Regra geral, os rapazes de uma aldeia iam procurar companheira a aldeias vizinhas.

Nessa época, para haver casamento, era necessário construir casa pois não existia com facilidade habitação para alugar. Era por isso, preocupação dominante do mancebo, conseguir terreno para a edificar.

Algumas vezes provinha da cedência por parte dos pais ou futuros sogros ou outros familiares, quando não oferecido, vendido simbolicamente. É uma das razões, entre outras, da existência de muitas casas isoladas pois na altura não se colocava o problema da energia eléctrica, água ao domicílio e outras infra-estruturas, afinal acabadas de chegar, podendo mesmo dizer-se que são dos nossos dias.

Era por isso o homem que dentro das suas possibilidades tinha de pôr de pé a casa que ia albergar a futura família.

Além das ferramentas necessárias para o trabalho, quase sempre agrícola, levava uma mala com roupa pessoal: calças, camisas, ceroulas, lenços e pouco mais.

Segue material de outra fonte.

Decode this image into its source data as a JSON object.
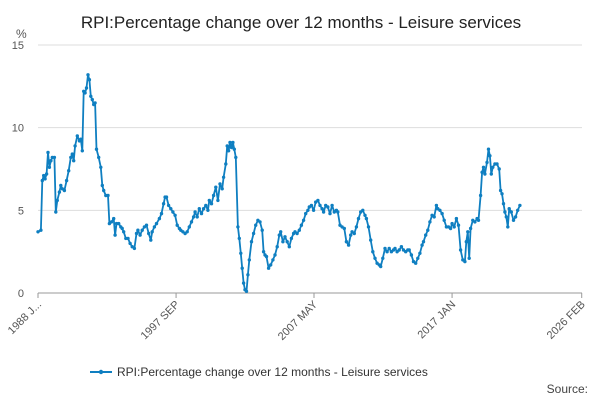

[Torre sineira. Foto JV, 2010]Tudo o que era recheio da casa, competia à mulher que, quase desde que nascia, a mãe começava a fazer o enxoval, já que, para uma casa é preciso muita coisa e as despesas são grandes.

Nesses tempos, pouco ou nada se comprava feito. Quase tudo era confeccionado pela mão da mulher que bem nova ia aprendendo com familiares e vizinhas.

Além de estar preparadas para executar todos os trabalhos agrícolas (apanha da azeitona, mondas sachas, ceifas, etc.), era importante que soubesse fazer calças e camisas de trabalho para o marido e filhos, pôr uns fundilhos e remendar com perfeição.

Como já disse, o enxoval era quase todo feito pela mão da jovem que se punha ao despique com as raparigas da sua idade.

Faziam lençóis e almofadas, travesseiros e toalhas. Grande parte da roupa interior. Cobertas para cama, tapetes e almofadas de retalho como já referimos quando tratámos do artesanato. “Naperons” e rendas.

Os pais iam amealhando como podiam para fazer face às despesas da boda; louças, mobílias e o mais necessário.

Há cerca de trinta e cinco anos e em resposta à nossa discordância pela pouca divisão das despesas, a nossa interlocutora, que tinha tido a sorte, no seu dizer, de ter quatro rapazes, justificava: Elas (noivas) vão receber um homem que tem a obrigação de ganhar para elas uma vida inteira!

Era assim que as varzeenses justificavam o uso, o hábito e a tradição.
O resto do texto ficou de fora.